Lack of Explicit Labels: Unlike standard training datasets (e.g., RLHF datasets), real-world conversations lack explicit preference labels, expert demonstrations, or reward signals.
Implicit Feedback: Feedback is embedded in natural language follow-up messages (e.g., "That's wrong," "Rewrite this," or "I need a shorter answer"), making it difficult to extract a principled learning signal.
Missed Opportunity: While models possess in-context learning capabilities (they can revise behavior when given a follow-up prompt), this ability is not currently leveraged to update the model's weights for future interactions.

The central question is: Can we train language models directly from raw, multi-turn user interactions in a simple, principled, and scalable manner to improve alignment and enable personalization without explicit supervision?

2. Methodology: Self-Distillation Policy Optimization (SDPO)

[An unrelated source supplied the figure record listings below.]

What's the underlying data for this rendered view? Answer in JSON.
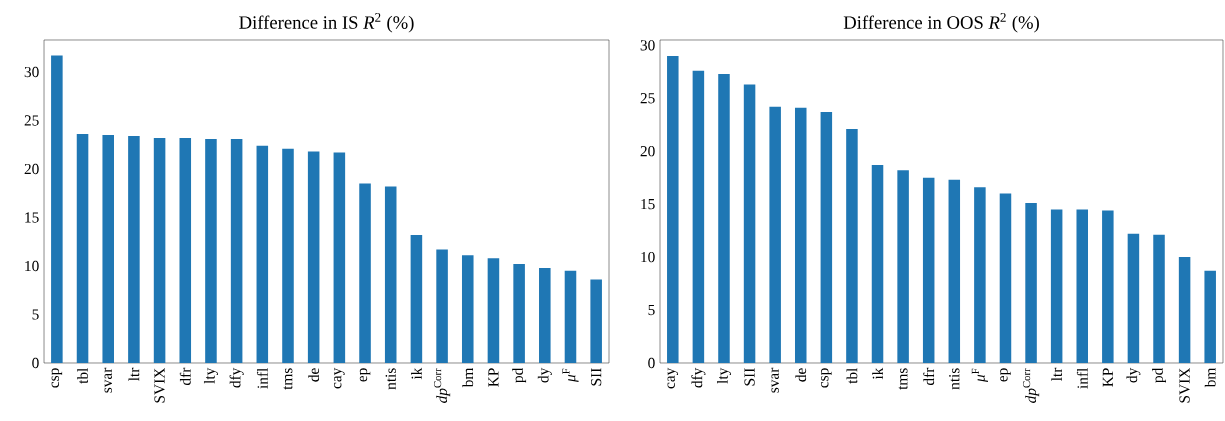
{
  "chart_data": [
    {
      "type": "bar",
      "title": "Difference in IS *R*$^{2}$ (%)",
      "categories": [
        "csp",
        "tbl",
        "svar",
        "ltr",
        "SVIX",
        "dfr",
        "lty",
        "dfy",
        "infl",
        "tms",
        "de",
        "cay",
        "ep",
        "ntis",
        "ik",
        "*dp*$^{Corr}$",
        "bm",
        "KP",
        "pd",
        "dy",
        "*μ*$^{F}$",
        "SII"
      ],
      "values": [
        31.7,
        23.6,
        23.5,
        23.4,
        23.2,
        23.2,
        23.1,
        23.1,
        22.4,
        22.1,
        21.8,
        21.7,
        18.5,
        18.2,
        13.2,
        11.7,
        11.1,
        10.8,
        10.2,
        9.8,
        9.5,
        8.6
      ],
      "color": "#1f77b4",
      "ylim": [
        0,
        33.3
      ],
      "yticks": [
        0,
        5,
        10,
        15,
        20,
        25,
        30
      ]
    },
    {
      "type": "bar",
      "title": "Difference in OOS *R*$^{2}$ (%)",
      "categories": [
        "cay",
        "dfy",
        "lty",
        "SII",
        "svar",
        "de",
        "csp",
        "tbl",
        "ik",
        "tms",
        "dfr",
        "ntis",
        "*μ*$^{F}$",
        "ep",
        "*dp*$^{Corr}$",
        "ltr",
        "infl",
        "KP",
        "dy",
        "pd",
        "SVIX",
        "bm"
      ],
      "values": [
        29.0,
        27.6,
        27.3,
        26.3,
        24.2,
        24.1,
        23.7,
        22.1,
        18.7,
        18.2,
        17.5,
        17.3,
        16.6,
        16.0,
        15.1,
        14.5,
        14.5,
        14.4,
        12.2,
        12.1,
        10.0,
        8.7
      ],
      "color": "#1f77b4",
      "ylim": [
        0,
        30.5
      ],
      "yticks": [
        0,
        5,
        10,
        15,
        20,
        25,
        30
      ]
    }
  ]
}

The authors propose SDPO, a method that treats the user's follow-up message as "hindsight" information to generate a learning signal via self-distillation.

Core Concept

The method relies on the observation that if a model sees a user's follow-up message ( $o$ ) after generating a response ( $y$ ), it can often produce a better-aligned response. SDPO distills this "hindsight" capability back into the model's original policy.

Technical Formulation

Given a conversation history $x$ , a model response $y$ , and a subsequent user message $o$ :

Original Policy: The model generates $y$ based on $x$ : $\pi_\theta(y | x)$ .
Hindsight Policy: The same model is reprompted with both $x$ and the follow-up $o$ to generate a "corrected" distribution: $\pi_\theta(y | x, o)$ .
Learning Signal (Token-Level Advantage): The authors compare the token probabilities of the original policy against the hindsight policy.
- Advantage ( $A_i$ ): Defined as the log-ratio of probabilities for the $i$ -th token $y_i$ :
  $A_i(x, y, o) = \log \frac{\pi_\theta(y_i | x, o, y_{<i})}{\pi_\theta(y_i | x, y_{<i})}$
- Interpretation:
  - If $A_i > 0$ : The token is reinforced (the hindsight model is more confident in it).
  - If $A_i < 0$ : The token is penalized (the user's follow-up suggests this token contributed to an error or misalignment).

Optimization Objectives

The paper presents two equivalent views for updating the model parameters $\theta$ :

Policy Gradient View: Treat $A_i$ as a token-level advantage to maximize the expected log-ratio.
Self-Distillation View: Minimize the reverse KL divergence between the original policy and the hindsight policy (where the hindsight policy is treated as a fixed "teacher" via stopgrad):
$L_{SDPO}(\theta) = \sum_i KL(\pi_\theta(\cdot | x, y_{<i}) \parallel \pi_\theta(\cdot | x, o, y_{<i}))$

The algorithm (Algorithm 1) iterates through interactions, sampling $y$ , observing $o$ , computing the advantage, and updating $\theta$ .

Off-Policy Variant

Since real-world logs (e.g., WildChat) often contain responses from different models (off-policy data), the authors propose a surrogate objective (Equation 4) that optimizes directly over logged tuples $(x, y, o)$ without requiring the original behavioral policy's probabilities, making it applicable to existing datasets.

3. Key Contributions

Principled Learning from Raw Data: A novel framework to learn directly from uncurated, multi-turn user conversations without explicit reward models, preference labels, or human annotation.
Self-Distillation Mechanism: Leveraging the model's own in-context learning ability as a teacher to generate training signals, effectively "distilling the model into itself."
Scalability and Simplicity: The method requires no complex reward modeling or external judges; it uses the interaction data itself to compute gradients.
Dual Capability: The approach simultaneously improves general alignment (instruction following) and enables continual personalization (adapting to individual user preferences over time).

4. Experimental Results

The authors evaluated SDPO on WildChat and WildFeedback (real-world user conversations) using Qwen3 and Olmo3 model families.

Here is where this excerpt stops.